When this group is sucked under the bed of the ocean into what appears to be a peace and love Utopia, they run around wreaking their normal havoc and staying true to their flat character traits until the ending, during which I thought, for a moment, that I would be reading a remake of the appearance of the buried Statue of Liberty at the end of Planet of the Apes.
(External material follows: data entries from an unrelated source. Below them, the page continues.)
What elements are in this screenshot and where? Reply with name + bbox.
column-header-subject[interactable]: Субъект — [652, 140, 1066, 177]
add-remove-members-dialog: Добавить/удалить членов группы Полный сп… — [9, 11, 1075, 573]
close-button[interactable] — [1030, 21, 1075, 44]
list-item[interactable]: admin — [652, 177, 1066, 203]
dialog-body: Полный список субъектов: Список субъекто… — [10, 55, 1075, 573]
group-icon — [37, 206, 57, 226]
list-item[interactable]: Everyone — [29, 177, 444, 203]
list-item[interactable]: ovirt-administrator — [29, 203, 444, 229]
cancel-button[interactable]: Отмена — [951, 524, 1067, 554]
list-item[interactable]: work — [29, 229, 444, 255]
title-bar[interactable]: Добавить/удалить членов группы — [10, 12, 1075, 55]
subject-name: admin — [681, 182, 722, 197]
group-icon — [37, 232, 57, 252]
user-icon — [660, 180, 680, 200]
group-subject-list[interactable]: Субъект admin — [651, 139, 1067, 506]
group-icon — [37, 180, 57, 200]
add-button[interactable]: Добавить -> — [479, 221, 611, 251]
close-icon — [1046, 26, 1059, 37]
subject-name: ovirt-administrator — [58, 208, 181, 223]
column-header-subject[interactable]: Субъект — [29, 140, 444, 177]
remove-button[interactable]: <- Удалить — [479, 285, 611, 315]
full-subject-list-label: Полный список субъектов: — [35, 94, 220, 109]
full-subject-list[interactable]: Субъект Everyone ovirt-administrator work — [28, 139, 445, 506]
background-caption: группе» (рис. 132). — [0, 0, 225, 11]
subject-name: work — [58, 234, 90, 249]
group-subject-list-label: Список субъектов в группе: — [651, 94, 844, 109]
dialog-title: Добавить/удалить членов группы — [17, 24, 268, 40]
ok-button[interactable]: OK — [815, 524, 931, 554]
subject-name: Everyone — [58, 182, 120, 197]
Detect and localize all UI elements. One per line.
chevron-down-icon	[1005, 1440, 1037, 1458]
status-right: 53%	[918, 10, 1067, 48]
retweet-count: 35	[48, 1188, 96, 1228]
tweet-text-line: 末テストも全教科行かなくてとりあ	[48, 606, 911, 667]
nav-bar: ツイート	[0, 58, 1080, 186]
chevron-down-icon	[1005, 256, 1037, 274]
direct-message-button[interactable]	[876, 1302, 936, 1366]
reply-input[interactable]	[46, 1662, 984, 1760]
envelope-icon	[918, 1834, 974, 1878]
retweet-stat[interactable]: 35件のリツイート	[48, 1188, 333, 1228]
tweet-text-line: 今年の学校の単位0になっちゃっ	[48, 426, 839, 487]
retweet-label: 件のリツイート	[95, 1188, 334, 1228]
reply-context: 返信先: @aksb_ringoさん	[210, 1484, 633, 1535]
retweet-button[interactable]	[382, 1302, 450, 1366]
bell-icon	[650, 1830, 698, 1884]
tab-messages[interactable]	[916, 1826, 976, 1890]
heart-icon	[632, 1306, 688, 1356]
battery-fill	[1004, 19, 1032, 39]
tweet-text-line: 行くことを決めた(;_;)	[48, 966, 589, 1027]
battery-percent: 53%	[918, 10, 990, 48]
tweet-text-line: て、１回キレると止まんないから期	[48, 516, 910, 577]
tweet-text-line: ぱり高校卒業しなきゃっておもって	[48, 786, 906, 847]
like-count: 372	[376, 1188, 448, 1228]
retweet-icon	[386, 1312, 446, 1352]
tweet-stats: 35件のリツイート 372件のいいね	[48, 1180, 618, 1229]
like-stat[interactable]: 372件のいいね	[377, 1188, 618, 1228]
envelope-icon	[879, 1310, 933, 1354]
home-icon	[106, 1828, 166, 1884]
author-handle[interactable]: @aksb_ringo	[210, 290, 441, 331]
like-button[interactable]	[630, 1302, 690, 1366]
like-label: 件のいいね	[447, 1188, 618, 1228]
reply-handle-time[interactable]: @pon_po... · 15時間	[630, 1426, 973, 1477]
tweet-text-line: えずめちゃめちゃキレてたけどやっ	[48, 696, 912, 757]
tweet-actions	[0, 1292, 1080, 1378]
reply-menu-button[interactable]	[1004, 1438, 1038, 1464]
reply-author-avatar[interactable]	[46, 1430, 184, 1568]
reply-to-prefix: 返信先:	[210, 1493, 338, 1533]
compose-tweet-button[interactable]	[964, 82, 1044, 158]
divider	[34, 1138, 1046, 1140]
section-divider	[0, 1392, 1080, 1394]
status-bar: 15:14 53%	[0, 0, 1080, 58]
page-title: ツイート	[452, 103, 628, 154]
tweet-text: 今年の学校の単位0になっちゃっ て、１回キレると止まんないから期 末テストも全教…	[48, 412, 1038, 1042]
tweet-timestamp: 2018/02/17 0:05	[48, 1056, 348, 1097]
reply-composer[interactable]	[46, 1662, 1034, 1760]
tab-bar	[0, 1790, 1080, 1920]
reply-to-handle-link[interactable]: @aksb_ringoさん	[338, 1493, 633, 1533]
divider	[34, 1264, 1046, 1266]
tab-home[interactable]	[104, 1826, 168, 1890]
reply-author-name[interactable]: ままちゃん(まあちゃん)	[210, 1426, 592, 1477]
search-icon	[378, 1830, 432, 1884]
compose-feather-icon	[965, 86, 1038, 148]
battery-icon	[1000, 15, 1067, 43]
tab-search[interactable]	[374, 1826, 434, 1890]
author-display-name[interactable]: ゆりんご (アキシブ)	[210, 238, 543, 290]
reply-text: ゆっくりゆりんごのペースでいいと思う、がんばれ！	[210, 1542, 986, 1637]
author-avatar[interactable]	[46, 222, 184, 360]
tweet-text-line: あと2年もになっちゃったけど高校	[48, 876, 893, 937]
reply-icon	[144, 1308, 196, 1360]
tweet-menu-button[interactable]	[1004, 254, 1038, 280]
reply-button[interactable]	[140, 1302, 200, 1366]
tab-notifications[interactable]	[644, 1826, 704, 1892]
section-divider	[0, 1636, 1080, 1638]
Suspending practicality and belief long enough to enjoy a fantasy is a fine and honorable pleasure, but only if the characters have enough passion to connect the writer to the experience. Sorry, that never happens here. When I reached the end, I felt I had wasted my time reading this book. I find it sad that the commercial aspect of publishing requires good writers to pump out lame work in the interest of sales.
If you want to read a good book about people venturing into the center of the earth, read H. G. Wells' The Time Machine, which is actually given a nod within Cook's Abduction.
Rating: Summary: Ridiculous tale Review: Let me summarize the story for you so you don't waste time on this book. Five divers/scientists go deep into the Atlantic Ocean, and become abducted by another species of humans who live in a large air-filled cavity under the seas. The "aliens" are a happy people who abhor violence, and who transfer their souls from body to body to live forever. The "aliens" also have advanced technology which is difficult to explain (for example, why do they use lights to set up artificial days and nights?). Our ordinary human heroes want to escape. The ending is particularly ridiculous, and comes across as Dr Cook ran out of time to think of how to wrap up this crazy story.
Rating: Summary: Dr Cook is no Jules Verne... Review: Perry Bergman, founder, president and largest shareholder of Benthic Marine is on its way on board the Benthic Explorer near the volcanically and seismically active Mid-Atlantic Ridge. Using the submarine Oceanus, the crew is working on their current project: drilling into a magma chamber within a seamount west of the Azores.
One day, in the Oceanus, the crew come across a strange and deep hole that looks like an opening into an extinct volcano when suddenly the submarine looses its buoyancy and is inexorably sucked into the abyss. And so the members of the crew are about to enter the futuristic world of Inteterra.
Jules Verne wrote an infinitely more refined book, "Voyage to the Center of the Earth", in 1864! Maybe Dr Cook should concentrate on what is his speciality: medicine.